How awkward is flirting?
I mean flirting sucks.Half of the time I don’t even know if I’m doing it right and then the other half of the time I don’t even know if I am actually flirting or if there is an eyelash in my eye and the batting is because my eye is trying to forcibly get it out.
Can we all take a second and recognize (or for all you taken friends remember) how awkward it is? Let’s have a moment of silence for how much of our embarrassment from ages 12 – age of death is due to flirting.
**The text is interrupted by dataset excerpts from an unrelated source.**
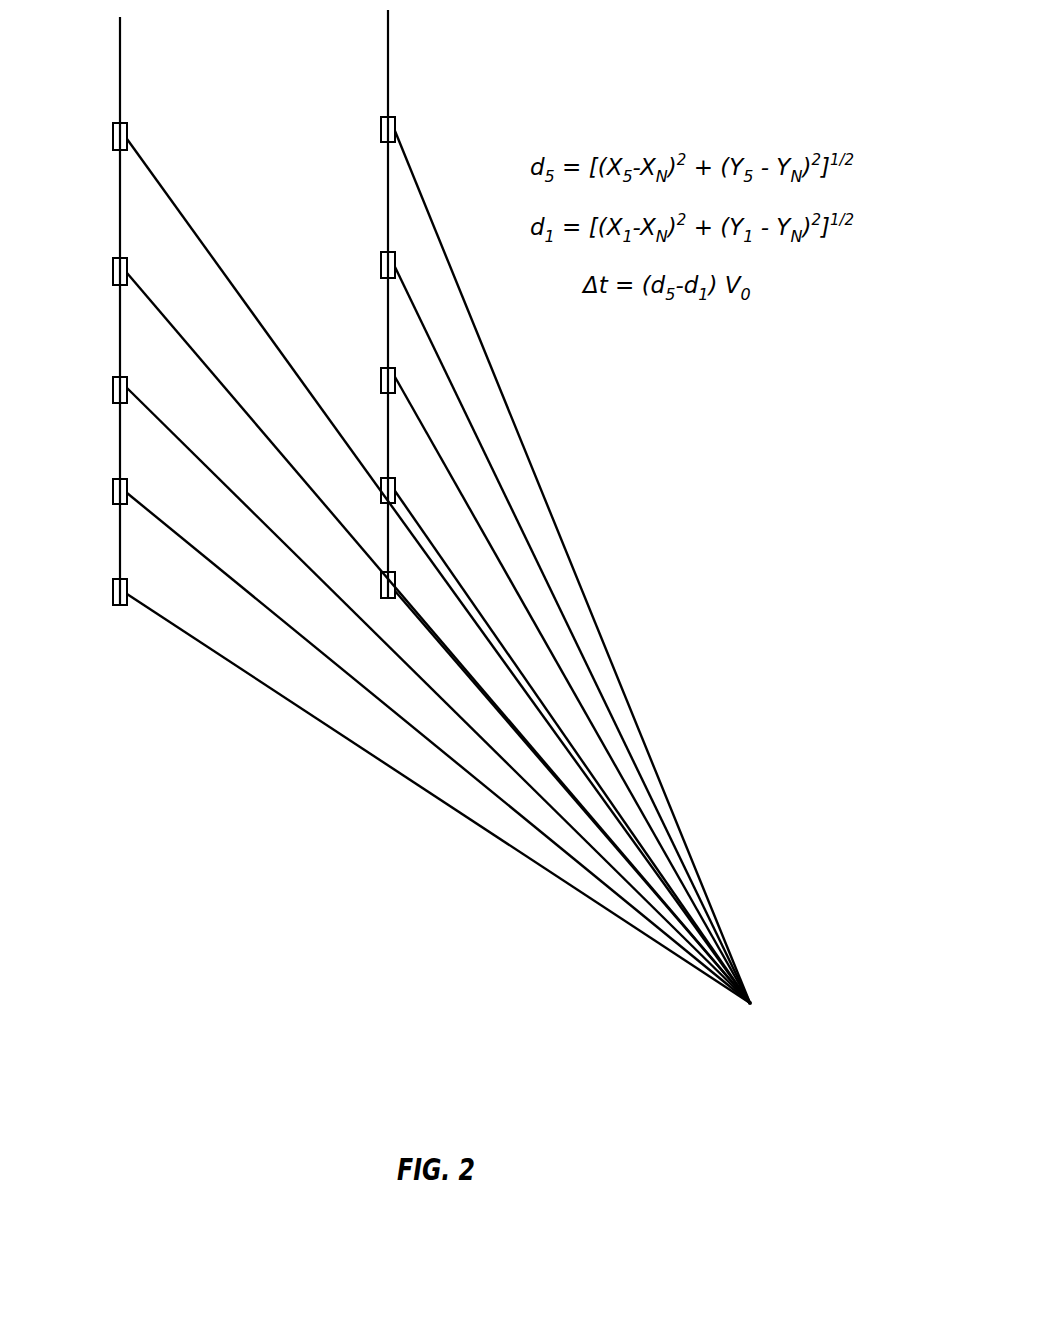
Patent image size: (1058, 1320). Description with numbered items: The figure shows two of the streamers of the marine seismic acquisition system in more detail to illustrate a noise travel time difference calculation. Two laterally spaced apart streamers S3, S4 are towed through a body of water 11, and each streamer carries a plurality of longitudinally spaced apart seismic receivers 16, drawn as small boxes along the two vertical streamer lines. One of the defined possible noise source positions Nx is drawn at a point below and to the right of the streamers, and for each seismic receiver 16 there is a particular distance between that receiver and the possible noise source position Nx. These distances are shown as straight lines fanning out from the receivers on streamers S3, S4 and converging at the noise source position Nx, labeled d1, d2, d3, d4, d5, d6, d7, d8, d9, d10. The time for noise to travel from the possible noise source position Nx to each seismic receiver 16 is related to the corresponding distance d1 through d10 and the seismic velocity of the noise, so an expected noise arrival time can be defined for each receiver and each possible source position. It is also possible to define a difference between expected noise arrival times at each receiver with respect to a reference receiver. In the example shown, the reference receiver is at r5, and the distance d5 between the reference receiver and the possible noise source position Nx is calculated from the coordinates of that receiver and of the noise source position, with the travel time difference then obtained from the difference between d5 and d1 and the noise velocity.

The seismic receiver 16 is at (218, 350).
The body of water 11 is at (683, 433).
The streamer S3 is at (114, 606).
The streamer S4 is at (389, 117).
The distance d1 is at (572, 785).
The distance d2 is at (572, 733).
The distance d3 is at (572, 681).
The distance d4 is at (572, 629).
The distance d5 is at (572, 565).
The distance d6 is at (438, 787).
The distance d7 is at (438, 736).
The distance d8 is at (438, 685).
The distance d9 is at (438, 631).
The distance d10 is at (438, 562).
The reference receiver r5 is at (395, 118).
The possible noise source position Nx is at (788, 1043).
Why didn’t we have a class on this in high school or college? It could have been a requirement for all people past the age of puberty or it at least should have been an elective. Life Sciences: Flirting 101. Then Flirting 201: Flirting for grown ups or those who don’t get engaged in college.
It’s so tragic that I will even admit to you that I have both googled and searched on pinterest “how to flirt.” Some of the best advice I’ve gotten:
1. Make eye contact, then look away, then look back, smile, then look into his eyes
Are you kidding me? Why don’t I just walk up to a guy and say Hi you’re attractive. This whole look, look away, look again thing needs a choreographer and music to get right. No thanks.
2. Turn sideways in your chair, cross your legs, arch your back, and run your fingers through your hair.
I’m sorry are we in a Victoria’s Secret commercial? If I did that anywhere I might hurt myself or fall off the chair. And what if my hair is curly that day? I can’t run my fingers through it or it would stand up on end and I’d look like a lion!
3. Ask the dude next to you to tell you the story behind his tattoo.
Right because then I’ll retort wanna hear the story behind my Harry Potter tattoo? He’d jump back on his motorcycle so fast I’d have to call an officer to conduct a traffic stop for speeding.
4. Tell the hot guy at the gym that you’re impressed with his workout.
Sick. One if I’m at the gym I look like crap. The gym is not a place for makeup it’s a place to work and sweat. So that’s just when I want to approach someone when I’m sweating like pig and my face is all red.
5. Go to a sports bar, sit next to a cute guy, and ask him who you should root for.
No. If I am at a sports bar I will already know who I am rooting for and I’m probably wearing a jersey for the team that will be winning. If he wants to out cheer me then so be it.
Let’s face it yall. I suck at flirting. It’s awkward and I’m awkward. How do you get through it? Should I just drink until I think I’m flirting fine or should I make him drink until he doesn’t think my eyelash twitching is normal?